In Mexico, Independence Day is celebrated in a similar fashion but Mexicans, who never turn down a chance to have a party, start the festivities the night before the actual Independence Day. Mexico’s Independence Day is on September 16th, but the fiesta begins around 11pm on September 15th. Throughout the country, crowds gather at city hall buildings and in town squares to hear a government official give El Grito, which is basically a reenactment of the cry for independence that Miguel Hidalgo made on September 16, 1810.
In Cancun, El Grito is read at the city hall building, in downtown Cancun. Thousands of people line several blocks of Tulum Avenue, the street in front of city hall. The masses of people pack the streets, standing shoulder to shoulder. El Grito is read and, at the end, there are shouts of “Viva Mexico! Viva Mexico! Viva Mexico!”. The revelers respond to each “Viva Mexico!” by shouting “Viva!” loud enough to be heard clearly a half-mile away. It is a moment filled with excitement and overwhelming pride. A fireworks display follows the moving speech. Afterwards, the massive crowd disperses and some families head home, while others hit the town and fill nearby restaurants and bars.
On September 16th, a parade is held on Tulum Avenue and the rest of the day is spent celebrating with family and friends. Many people have barbecues, just as we do in the United States. September 16th is usually a quiet, relaxed day, since most of the major partying occurred the night before.

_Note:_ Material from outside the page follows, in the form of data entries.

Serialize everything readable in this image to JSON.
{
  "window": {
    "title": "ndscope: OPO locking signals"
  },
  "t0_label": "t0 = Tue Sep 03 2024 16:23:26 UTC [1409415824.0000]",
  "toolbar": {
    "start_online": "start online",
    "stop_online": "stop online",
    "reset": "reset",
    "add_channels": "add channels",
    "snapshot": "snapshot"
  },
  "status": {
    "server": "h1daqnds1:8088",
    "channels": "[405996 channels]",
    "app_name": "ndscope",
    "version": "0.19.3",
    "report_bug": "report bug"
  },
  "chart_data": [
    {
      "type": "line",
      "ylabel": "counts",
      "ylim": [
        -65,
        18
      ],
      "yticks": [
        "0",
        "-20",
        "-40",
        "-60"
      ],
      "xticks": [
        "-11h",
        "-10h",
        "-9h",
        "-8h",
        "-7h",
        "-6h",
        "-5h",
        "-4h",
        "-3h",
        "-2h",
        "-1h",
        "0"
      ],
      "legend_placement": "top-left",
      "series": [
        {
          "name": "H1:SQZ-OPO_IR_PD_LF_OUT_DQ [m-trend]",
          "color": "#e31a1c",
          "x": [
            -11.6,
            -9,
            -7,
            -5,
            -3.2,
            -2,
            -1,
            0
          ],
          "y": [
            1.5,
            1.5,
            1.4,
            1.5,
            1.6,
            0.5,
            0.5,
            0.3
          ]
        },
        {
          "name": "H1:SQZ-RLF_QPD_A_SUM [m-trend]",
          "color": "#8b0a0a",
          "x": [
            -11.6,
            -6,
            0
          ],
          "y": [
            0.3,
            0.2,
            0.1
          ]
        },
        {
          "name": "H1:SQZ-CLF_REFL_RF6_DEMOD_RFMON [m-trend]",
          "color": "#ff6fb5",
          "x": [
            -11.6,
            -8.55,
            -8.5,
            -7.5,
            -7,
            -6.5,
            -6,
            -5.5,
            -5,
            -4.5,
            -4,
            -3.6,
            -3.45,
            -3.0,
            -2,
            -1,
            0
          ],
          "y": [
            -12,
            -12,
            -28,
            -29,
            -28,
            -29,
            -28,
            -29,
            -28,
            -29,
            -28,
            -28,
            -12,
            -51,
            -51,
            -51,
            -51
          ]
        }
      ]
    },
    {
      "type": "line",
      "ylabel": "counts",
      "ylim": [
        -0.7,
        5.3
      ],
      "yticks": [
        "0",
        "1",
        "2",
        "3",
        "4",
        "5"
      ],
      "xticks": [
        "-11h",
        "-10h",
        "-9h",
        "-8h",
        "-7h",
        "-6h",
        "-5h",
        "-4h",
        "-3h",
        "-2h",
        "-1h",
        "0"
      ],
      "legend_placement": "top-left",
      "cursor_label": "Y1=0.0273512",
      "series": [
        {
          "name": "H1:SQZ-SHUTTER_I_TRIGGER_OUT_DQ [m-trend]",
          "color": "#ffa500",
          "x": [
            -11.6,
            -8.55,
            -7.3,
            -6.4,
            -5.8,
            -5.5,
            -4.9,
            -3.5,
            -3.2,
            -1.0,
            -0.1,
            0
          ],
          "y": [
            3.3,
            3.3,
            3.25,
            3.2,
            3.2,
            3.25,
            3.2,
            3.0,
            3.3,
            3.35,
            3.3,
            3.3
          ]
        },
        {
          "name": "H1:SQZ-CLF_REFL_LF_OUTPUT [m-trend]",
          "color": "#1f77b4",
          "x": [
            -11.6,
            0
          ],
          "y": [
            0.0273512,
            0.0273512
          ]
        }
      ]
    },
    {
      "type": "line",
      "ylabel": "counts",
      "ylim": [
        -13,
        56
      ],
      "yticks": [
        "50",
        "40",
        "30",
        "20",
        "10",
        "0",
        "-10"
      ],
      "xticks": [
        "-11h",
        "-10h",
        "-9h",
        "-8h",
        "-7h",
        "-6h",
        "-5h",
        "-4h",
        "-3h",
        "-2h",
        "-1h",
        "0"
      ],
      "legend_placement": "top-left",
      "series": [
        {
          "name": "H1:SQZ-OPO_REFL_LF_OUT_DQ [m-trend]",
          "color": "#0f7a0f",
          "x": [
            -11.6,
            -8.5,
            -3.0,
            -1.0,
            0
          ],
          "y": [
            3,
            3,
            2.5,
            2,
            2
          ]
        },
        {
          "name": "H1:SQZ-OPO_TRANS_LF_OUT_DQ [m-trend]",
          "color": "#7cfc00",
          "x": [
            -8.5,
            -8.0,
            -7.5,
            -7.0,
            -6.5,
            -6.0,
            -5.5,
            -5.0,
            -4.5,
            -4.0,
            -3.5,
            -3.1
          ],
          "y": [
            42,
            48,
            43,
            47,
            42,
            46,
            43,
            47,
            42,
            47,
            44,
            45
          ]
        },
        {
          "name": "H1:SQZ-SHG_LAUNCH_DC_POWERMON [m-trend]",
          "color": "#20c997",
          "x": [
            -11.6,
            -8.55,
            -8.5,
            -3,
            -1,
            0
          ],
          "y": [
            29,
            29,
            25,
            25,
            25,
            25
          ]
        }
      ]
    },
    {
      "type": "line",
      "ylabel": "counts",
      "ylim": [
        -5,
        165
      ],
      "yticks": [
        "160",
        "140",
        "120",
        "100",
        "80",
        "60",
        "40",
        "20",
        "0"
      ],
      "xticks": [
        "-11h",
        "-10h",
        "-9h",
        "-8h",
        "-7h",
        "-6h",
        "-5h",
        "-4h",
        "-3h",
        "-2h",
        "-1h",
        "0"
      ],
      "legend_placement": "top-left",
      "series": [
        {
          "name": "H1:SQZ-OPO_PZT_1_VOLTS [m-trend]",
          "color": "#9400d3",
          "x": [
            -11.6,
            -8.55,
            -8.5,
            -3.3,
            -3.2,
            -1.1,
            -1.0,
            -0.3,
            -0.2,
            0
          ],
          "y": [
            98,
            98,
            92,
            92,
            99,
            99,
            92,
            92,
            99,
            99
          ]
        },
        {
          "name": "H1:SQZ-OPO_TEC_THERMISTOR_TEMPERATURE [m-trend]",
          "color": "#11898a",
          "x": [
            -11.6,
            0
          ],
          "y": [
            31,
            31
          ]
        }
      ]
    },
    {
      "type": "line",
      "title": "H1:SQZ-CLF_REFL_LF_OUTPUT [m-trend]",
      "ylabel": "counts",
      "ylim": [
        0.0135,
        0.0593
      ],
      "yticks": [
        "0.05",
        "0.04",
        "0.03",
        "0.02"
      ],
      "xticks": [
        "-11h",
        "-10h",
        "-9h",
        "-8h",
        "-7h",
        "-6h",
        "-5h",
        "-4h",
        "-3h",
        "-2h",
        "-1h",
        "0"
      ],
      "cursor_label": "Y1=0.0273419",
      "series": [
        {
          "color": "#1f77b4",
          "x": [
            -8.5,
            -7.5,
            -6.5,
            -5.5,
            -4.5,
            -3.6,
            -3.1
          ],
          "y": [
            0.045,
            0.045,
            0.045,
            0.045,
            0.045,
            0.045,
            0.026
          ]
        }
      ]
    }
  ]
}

Tourist-filled hotels and nightclubs hold celebrations as well. On the night of September 15, El Grito is given at many hotels and nightclubs televise the Mexican president giving El Grito in Mexico City’s great zocalo (town square). The Mexican National Anthem is played after El Grito and then the party gets started. Anywhere you go in Cancun, on September 15th, you’ll find a major party going on. It is a fun time, albeit crowded.